If law and order are only ways of making injustice legitimate, then the "order" on the surface of everyday life may conceal deep mental and emotional disorder among the victims of injustice. This is also true for the powerful beneficiaries of the system, in the way that slavery distorts the psyches of both slave and master. In such a case, the order will only be temporary; when it is broken, it may be accompanied by a bloodbath of disorder—as in the United States, when the tightly controlled order of slavery ended in civil war and 600,000 men died in a country of 35 million people.

The Modern Era of Law

We take much pride in the phrase of John Adams, second president of the United States, when he spoke of the "rule of law" replacing the "rule of men." In ancient societies, in feudal society, there were no clear rules, written in statute books, accompanied by constitutions. Everyone was subject to the whims of powerful men, whether the feudal lord, the tribal chief, or the king.

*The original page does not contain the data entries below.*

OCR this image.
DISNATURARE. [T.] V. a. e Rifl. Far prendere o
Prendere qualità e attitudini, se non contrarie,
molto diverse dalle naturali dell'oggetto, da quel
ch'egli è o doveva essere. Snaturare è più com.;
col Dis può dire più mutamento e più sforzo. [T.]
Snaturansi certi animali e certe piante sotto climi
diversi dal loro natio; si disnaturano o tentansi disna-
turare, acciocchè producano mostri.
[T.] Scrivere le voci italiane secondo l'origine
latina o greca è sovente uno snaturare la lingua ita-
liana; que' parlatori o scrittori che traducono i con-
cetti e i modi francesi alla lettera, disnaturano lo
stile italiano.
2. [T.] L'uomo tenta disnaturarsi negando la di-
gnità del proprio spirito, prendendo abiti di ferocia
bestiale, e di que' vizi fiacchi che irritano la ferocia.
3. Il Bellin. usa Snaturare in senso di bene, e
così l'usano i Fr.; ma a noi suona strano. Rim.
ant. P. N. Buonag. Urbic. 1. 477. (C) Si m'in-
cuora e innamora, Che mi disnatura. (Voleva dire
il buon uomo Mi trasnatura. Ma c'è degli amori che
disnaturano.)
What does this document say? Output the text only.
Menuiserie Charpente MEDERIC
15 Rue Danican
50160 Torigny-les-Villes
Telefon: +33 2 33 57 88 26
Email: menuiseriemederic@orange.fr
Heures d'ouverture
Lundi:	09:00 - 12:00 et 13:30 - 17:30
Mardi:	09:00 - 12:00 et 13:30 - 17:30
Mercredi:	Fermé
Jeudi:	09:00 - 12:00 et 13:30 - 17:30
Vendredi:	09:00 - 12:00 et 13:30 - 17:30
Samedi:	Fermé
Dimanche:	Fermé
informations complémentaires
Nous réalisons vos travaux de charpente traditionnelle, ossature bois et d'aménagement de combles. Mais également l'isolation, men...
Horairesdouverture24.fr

But, as societies evolved, modern times brought big cities, international trade, widespread literacy, and parliamentary government. With all that came the rule of law, no longer personal and arbitrary, but written down. It claimed to be impersonal, neutral, apply equally to all, and, therefore, democratic.

We profess great reverence for certain symbols of the modern rule of law: the Magna Carta, which set forth what are men's rights as against the king; the American Constitution, which is supposed to limit the powers of government and provide a Bill of Rights; the Napoleonic Code, which introduced uniformity into the French legal system. But we might get uneasy about the connection between law and democracy when we read the comment of two historians (Robert Palmer and Joel Colton) on Napoleon: "Man on horseback though he was, he believed firmly in the rule of law."

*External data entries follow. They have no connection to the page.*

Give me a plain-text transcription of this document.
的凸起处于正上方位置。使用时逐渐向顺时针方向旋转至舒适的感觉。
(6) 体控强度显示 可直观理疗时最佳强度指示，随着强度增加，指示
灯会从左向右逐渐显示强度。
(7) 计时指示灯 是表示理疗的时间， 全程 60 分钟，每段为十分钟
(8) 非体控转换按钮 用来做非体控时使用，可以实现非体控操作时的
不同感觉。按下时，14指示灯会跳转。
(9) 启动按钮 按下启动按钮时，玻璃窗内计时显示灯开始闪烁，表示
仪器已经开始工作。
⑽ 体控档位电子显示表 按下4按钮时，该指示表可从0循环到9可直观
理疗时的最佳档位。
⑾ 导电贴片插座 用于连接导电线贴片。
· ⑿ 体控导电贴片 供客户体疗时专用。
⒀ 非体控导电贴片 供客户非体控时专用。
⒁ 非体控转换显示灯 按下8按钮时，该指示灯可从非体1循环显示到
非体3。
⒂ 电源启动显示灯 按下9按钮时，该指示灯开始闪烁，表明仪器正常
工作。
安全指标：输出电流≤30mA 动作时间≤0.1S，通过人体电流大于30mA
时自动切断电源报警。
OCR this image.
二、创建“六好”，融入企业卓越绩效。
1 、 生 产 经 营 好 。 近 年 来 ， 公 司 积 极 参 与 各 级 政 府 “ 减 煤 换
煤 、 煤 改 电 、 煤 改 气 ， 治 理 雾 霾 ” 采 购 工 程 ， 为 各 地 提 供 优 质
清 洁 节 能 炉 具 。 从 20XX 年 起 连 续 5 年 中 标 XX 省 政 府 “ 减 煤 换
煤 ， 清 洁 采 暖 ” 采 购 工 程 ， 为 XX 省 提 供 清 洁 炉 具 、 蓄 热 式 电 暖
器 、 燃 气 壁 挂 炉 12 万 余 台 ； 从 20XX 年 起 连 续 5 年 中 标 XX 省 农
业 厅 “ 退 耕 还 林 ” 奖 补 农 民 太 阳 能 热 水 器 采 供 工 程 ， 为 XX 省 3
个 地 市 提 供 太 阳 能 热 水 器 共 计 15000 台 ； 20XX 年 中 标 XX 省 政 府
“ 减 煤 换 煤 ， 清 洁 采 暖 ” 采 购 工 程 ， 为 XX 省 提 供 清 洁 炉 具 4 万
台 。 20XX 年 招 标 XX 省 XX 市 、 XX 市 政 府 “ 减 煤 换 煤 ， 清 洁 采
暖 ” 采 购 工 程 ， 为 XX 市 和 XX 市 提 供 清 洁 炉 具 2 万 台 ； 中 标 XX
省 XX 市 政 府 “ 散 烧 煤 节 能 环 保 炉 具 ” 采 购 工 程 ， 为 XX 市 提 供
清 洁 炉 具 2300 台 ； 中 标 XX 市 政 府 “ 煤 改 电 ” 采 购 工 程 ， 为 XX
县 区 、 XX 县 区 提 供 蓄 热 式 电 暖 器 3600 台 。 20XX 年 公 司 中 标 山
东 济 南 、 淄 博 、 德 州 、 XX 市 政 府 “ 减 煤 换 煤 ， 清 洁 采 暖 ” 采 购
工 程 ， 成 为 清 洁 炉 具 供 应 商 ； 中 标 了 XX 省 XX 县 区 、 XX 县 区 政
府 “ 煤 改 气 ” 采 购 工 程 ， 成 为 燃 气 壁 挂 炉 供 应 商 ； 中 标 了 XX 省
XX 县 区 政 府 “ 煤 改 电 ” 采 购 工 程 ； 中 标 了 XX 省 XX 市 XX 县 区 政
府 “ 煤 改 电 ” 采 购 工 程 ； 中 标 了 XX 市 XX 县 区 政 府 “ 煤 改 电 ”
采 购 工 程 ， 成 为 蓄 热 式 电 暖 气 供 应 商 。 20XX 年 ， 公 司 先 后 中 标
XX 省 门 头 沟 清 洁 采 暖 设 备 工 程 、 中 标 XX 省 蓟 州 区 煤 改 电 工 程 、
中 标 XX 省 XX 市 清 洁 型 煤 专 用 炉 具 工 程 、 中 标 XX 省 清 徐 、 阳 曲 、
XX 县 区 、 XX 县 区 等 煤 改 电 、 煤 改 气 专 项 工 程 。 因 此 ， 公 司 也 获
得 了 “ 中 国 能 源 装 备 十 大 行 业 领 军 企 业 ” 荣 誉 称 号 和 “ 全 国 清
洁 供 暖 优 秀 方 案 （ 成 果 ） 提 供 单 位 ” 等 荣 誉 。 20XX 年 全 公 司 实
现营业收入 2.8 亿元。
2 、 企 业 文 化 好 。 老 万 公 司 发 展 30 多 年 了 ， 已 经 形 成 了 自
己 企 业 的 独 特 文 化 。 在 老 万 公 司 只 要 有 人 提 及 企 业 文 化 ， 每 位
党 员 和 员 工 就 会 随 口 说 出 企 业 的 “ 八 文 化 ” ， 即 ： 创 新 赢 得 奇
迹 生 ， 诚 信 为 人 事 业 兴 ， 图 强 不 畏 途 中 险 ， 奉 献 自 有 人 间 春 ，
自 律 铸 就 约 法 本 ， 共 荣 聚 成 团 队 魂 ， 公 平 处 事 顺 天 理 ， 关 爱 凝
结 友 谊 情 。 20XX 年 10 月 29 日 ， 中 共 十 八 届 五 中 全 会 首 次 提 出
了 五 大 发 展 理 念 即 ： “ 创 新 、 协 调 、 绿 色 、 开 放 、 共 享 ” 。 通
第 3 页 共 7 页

I don't want to deny the benefits of the modern era: the advance of science, the improvements in health, the spread of literacy and art beyond tiny elites, and the value of even an imperfect representative system over a monarchy. But those advantages lead us to overlook the fact that the modern era, replacing the arbitrary rule of men with the impartial rule of law, has not brought any fundamental change in the facts of unequal wealth and unequal power. What was done before—exploiting the poor, sending the young to war, and putting troublesome people in dungeons—is still done, except that this no longer seems to be the arbitrary action of the feudal lord or the king; it now has the authority of neutral, impersonal law.

The law appears impersonal. It is on paper, and who can trace it back to what men? And because it has the look of neutrality, its injustices are made legitimate. It was not easy to hold onto the "divine right" of kings—everyone could see that kings and queens were human beings. A code of law is more easily deified than a flesh-and-blood ruler.

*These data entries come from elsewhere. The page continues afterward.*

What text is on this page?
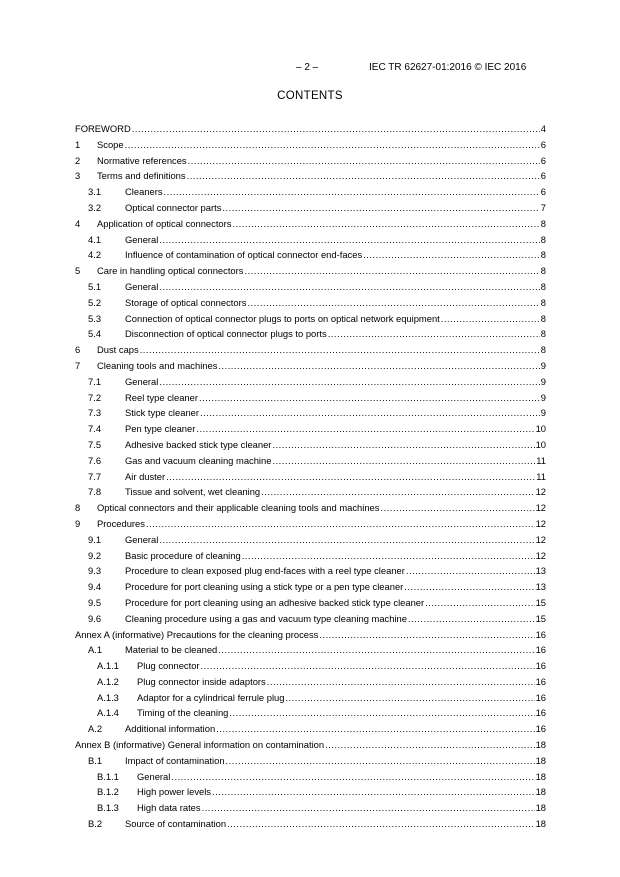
– 2 –	IEC TR 62627-01:2016 © IEC 2016
CONTENTS
FOREWORD .....	4
1	Scope .....	6
2	Normative references .....	6
3	Terms and definitions .....	6
3.1	Cleaners .....	6
3.2	Optical connector parts .....	7
4	Application of optical connectors .....	8
4.1	General .....	8
4.2	Influence of contamination of optical connector end-faces .....	8
5	Care in handling optical connectors .....	8
5.1	General .....	8
5.2	Storage of optical connectors .....	8
5.3	Connection of optical connector plugs to ports on optical network equipment .....	8
5.4	Disconnection of optical connector plugs to ports .....	8
6	Dust caps .....	8
7	Cleaning tools and machines .....	9
7.1	General .....	9
7.2	Reel type cleaner .....	9
7.3	Stick type cleaner .....	9
7.4	Pen type cleaner .....	10
7.5	Adhesive backed stick type cleaner .....	10
7.6	Gas and vacuum cleaning machine .....	11
7.7	Air duster .....	11
7.8	Tissue and solvent, wet cleaning .....	12
8	Optical connectors and their applicable cleaning tools and machines .....	12
9	Procedures .....	12
9.1	General .....	12
9.2	Basic procedure of cleaning .....	12
9.3	Procedure to clean exposed plug end-faces with a reel type cleaner .....	13
9.4	Procedure for port cleaning using a stick type or a pen type cleaner .....	13
9.5	Procedure for port cleaning using an adhesive backed stick type cleaner .....	15
9.6	Cleaning procedure using a gas and vacuum type cleaning machine .....	15
Annex A (informative) Precautions for the cleaning process .....	16
A.1	Material to be cleaned .....	16
A.1.1	Plug connector .....	16
A.1.2	Plug connector inside adaptors .....	16
A.1.3	Adaptor for a cylindrical ferrule plug .....	16
A.1.4	Timing of the cleaning .....	16
A.2	Additional information .....	16
Annex B (informative) General information on contamination .....	18
B.1	Impact of contamination .....	18
B.1.1	General .....	18
B.1.2	High power levels .....	18
B.1.3	High data rates .....	18
B.2	Source of contamination .....	18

Under the rule of men, the oppressor was identifiable, and so peasant rebels hunted down the lords, slaves killed plantation owners, and revolutionaries assassinated monarchs. In the era of a corporate bureaucracies, representative assemblies, and the rule of law, the enemy is elusive and unidentifiable. In John Steinbeck's depression-era novel
The Grapes of Wrath
a farmer having his land taken away from him confronts the tractor driver who is knocking down his house. He aims a gun at him, but is confused when the driver tells him that he takes his orders from a banker in Oklahoma City, who takes his orders from a banker in New York. The farmer cries out: "Then who can I shoot?"